Exhaustive YouTube Video Analysis using Hadoop Mapreduce and Real-time Sentiment Analysis using Spark Streaming
This project has analyzes combines two different aspects of YouTube video analysis under a single ubmrella.
- Analyzing the video based on its likes/dislikes/view counts
- Analyzing the video based on the sentiment of its comments.
In order to perform this combined analysis we try to achieve the following goals:
- Large scale analysis of Youtube videos, providing functionalities like top liked, top disliked, top viewed videos and top hot categories.
- Real time sentiment analysis of Youtube video comments using Kafka.
-
Create a cluster on Cloud Platform. We selected Google Cloud Platform. Choose the configuration(1 master, N workers).
-
Follow the below steps to create jar file and upload on Bucket.
hadoop fs -mkdir -p /user/username
export PATH=${JAVA_HOME}/bin:${PATH}
export HADOOP_CLASSPATH=${JAVA_HOME}/lib/tools.jar
hadoop com.sun.tools.javac.Main ./filename.java
jar cf jarname.jar filename*.class
hadoop fs -copyFromLocal ./jarname.jar
hadoop fs -cp ./jarname.jar bucket path\ -
Submit the jobs
-
See the top N results using bash command.

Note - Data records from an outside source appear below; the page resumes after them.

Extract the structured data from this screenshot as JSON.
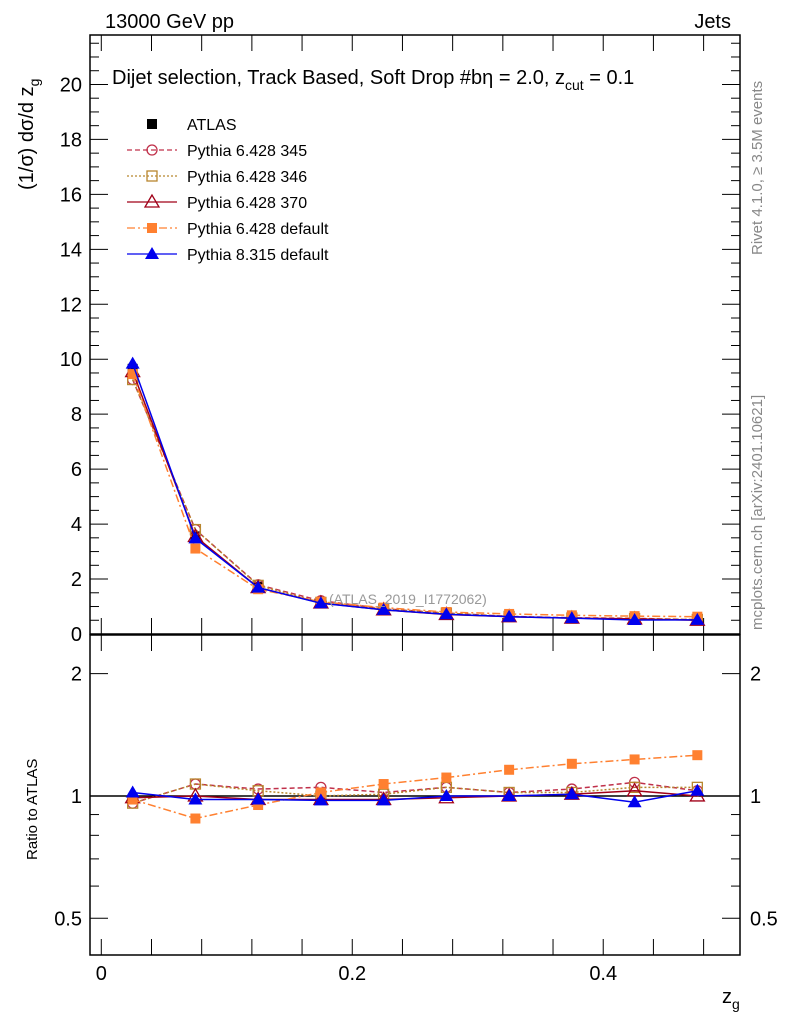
{
  "header": {
    "left": "13000 GeV pp",
    "right": "Jets"
  },
  "side_labels": {
    "rivet": "Rivet 4.1.0, ≥ 3.5M events",
    "mcplots": "mcplots.cern.ch [arXiv:2401.10621]"
  },
  "colors": {
    "atlas": "#000000",
    "p345": "#c0304a",
    "p346": "#b8862e",
    "p370": "#a00018",
    "p6def": "#ff8030",
    "p8def": "#0000ee"
  },
  "chart_data": [
    {
      "type": "line",
      "title": "Dijet selection, Track Based, Soft Drop #bη = 2.0, z",
      "title_sub": "cut",
      "title_tail": " = 0.1",
      "watermark": "(ATLAS_2019_I1772062)",
      "ylabel": "(1/σ) dσ/d z",
      "ylabel_sub": "g",
      "xlim": [
        -0.009,
        0.509
      ],
      "ylim": [
        0,
        21.8
      ],
      "yticks": [
        0,
        2,
        4,
        6,
        8,
        10,
        12,
        14,
        16,
        18,
        20
      ],
      "ytick_labels": [
        "0",
        "2",
        "4",
        "6",
        "8",
        "10",
        "12",
        "14",
        "16",
        "18",
        "20"
      ],
      "legend_position": "top-left",
      "x": [
        0.025,
        0.075,
        0.125,
        0.175,
        0.225,
        0.275,
        0.325,
        0.375,
        0.425,
        0.475
      ],
      "series": [
        {
          "name": "ATLAS",
          "key": "atlas",
          "values": [
            9.65,
            3.55,
            1.72,
            1.15,
            0.9,
            0.72,
            0.63,
            0.57,
            0.53,
            0.5
          ]
        },
        {
          "name": "Pythia 6.428 345",
          "key": "p345",
          "values": [
            9.26,
            3.8,
            1.79,
            1.21,
            0.92,
            0.76,
            0.64,
            0.59,
            0.57,
            0.52
          ]
        },
        {
          "name": "Pythia 6.428 346",
          "key": "p346",
          "values": [
            9.26,
            3.8,
            1.77,
            1.15,
            0.91,
            0.76,
            0.64,
            0.58,
            0.56,
            0.53
          ]
        },
        {
          "name": "Pythia 6.428 370",
          "key": "p370",
          "values": [
            9.55,
            3.55,
            1.69,
            1.13,
            0.88,
            0.71,
            0.63,
            0.58,
            0.55,
            0.5
          ]
        },
        {
          "name": "Pythia 6.428 default",
          "key": "p6def",
          "values": [
            9.46,
            3.11,
            1.63,
            1.17,
            0.96,
            0.8,
            0.73,
            0.68,
            0.65,
            0.63
          ]
        },
        {
          "name": "Pythia 8.315 default",
          "key": "p8def",
          "values": [
            9.84,
            3.48,
            1.69,
            1.12,
            0.88,
            0.72,
            0.63,
            0.58,
            0.51,
            0.515
          ]
        }
      ]
    },
    {
      "type": "line",
      "ylabel": "Ratio to ATLAS",
      "xlabel": "z",
      "xlabel_sub": "g",
      "yscale": "log",
      "xlim": [
        -0.009,
        0.509
      ],
      "ylim": [
        0.406,
        2.49
      ],
      "xticks": [
        0,
        0.2,
        0.4
      ],
      "xtick_labels": [
        "0",
        "0.2",
        "0.4"
      ],
      "yticks": [
        0.5,
        1,
        2
      ],
      "ytick_labels": [
        "0.5",
        "1",
        "2"
      ],
      "x": [
        0.025,
        0.075,
        0.125,
        0.175,
        0.225,
        0.275,
        0.325,
        0.375,
        0.425,
        0.475
      ],
      "series": [
        {
          "name": "Pythia 6.428 345",
          "key": "p345",
          "values": [
            0.96,
            1.07,
            1.04,
            1.05,
            1.02,
            1.05,
            1.02,
            1.04,
            1.08,
            1.03
          ]
        },
        {
          "name": "Pythia 6.428 346",
          "key": "p346",
          "values": [
            0.96,
            1.07,
            1.03,
            1.0,
            1.01,
            1.05,
            1.02,
            1.02,
            1.05,
            1.05
          ]
        },
        {
          "name": "Pythia 6.428 370",
          "key": "p370",
          "values": [
            0.99,
            1.0,
            0.98,
            0.98,
            0.98,
            0.99,
            1.0,
            1.01,
            1.03,
            1.0
          ]
        },
        {
          "name": "Pythia 6.428 default",
          "key": "p6def",
          "values": [
            0.98,
            0.88,
            0.95,
            1.02,
            1.07,
            1.11,
            1.16,
            1.2,
            1.23,
            1.26
          ]
        },
        {
          "name": "Pythia 8.315 default",
          "key": "p8def",
          "values": [
            1.02,
            0.98,
            0.98,
            0.975,
            0.975,
            1.0,
            1.0,
            1.01,
            0.965,
            1.03
          ]
        }
      ]
    }
  ]
}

- Setup Zookeeper and Kafka servers on local machine. Instructions: https://kafka.apache.org/quickstart (Change any configuration from the files in config folder).
- Enable Youtube API and paste the key in the code (main.py) in order to enable it to extract the comments from the video.
- Specify the query and the total number of videos you want to query in main.py.
- Start main.py (It is the main file that starts extracting the Youtube comments for the given query and starts the Kafka producer to inject into Spark stream)
- Submit spark job comment_analyze.py. (Command: spark-submit --jars <list of jars separated by comma> comment_analyze.py)
(This file contains code for creating Spark dstreams and comment analysis).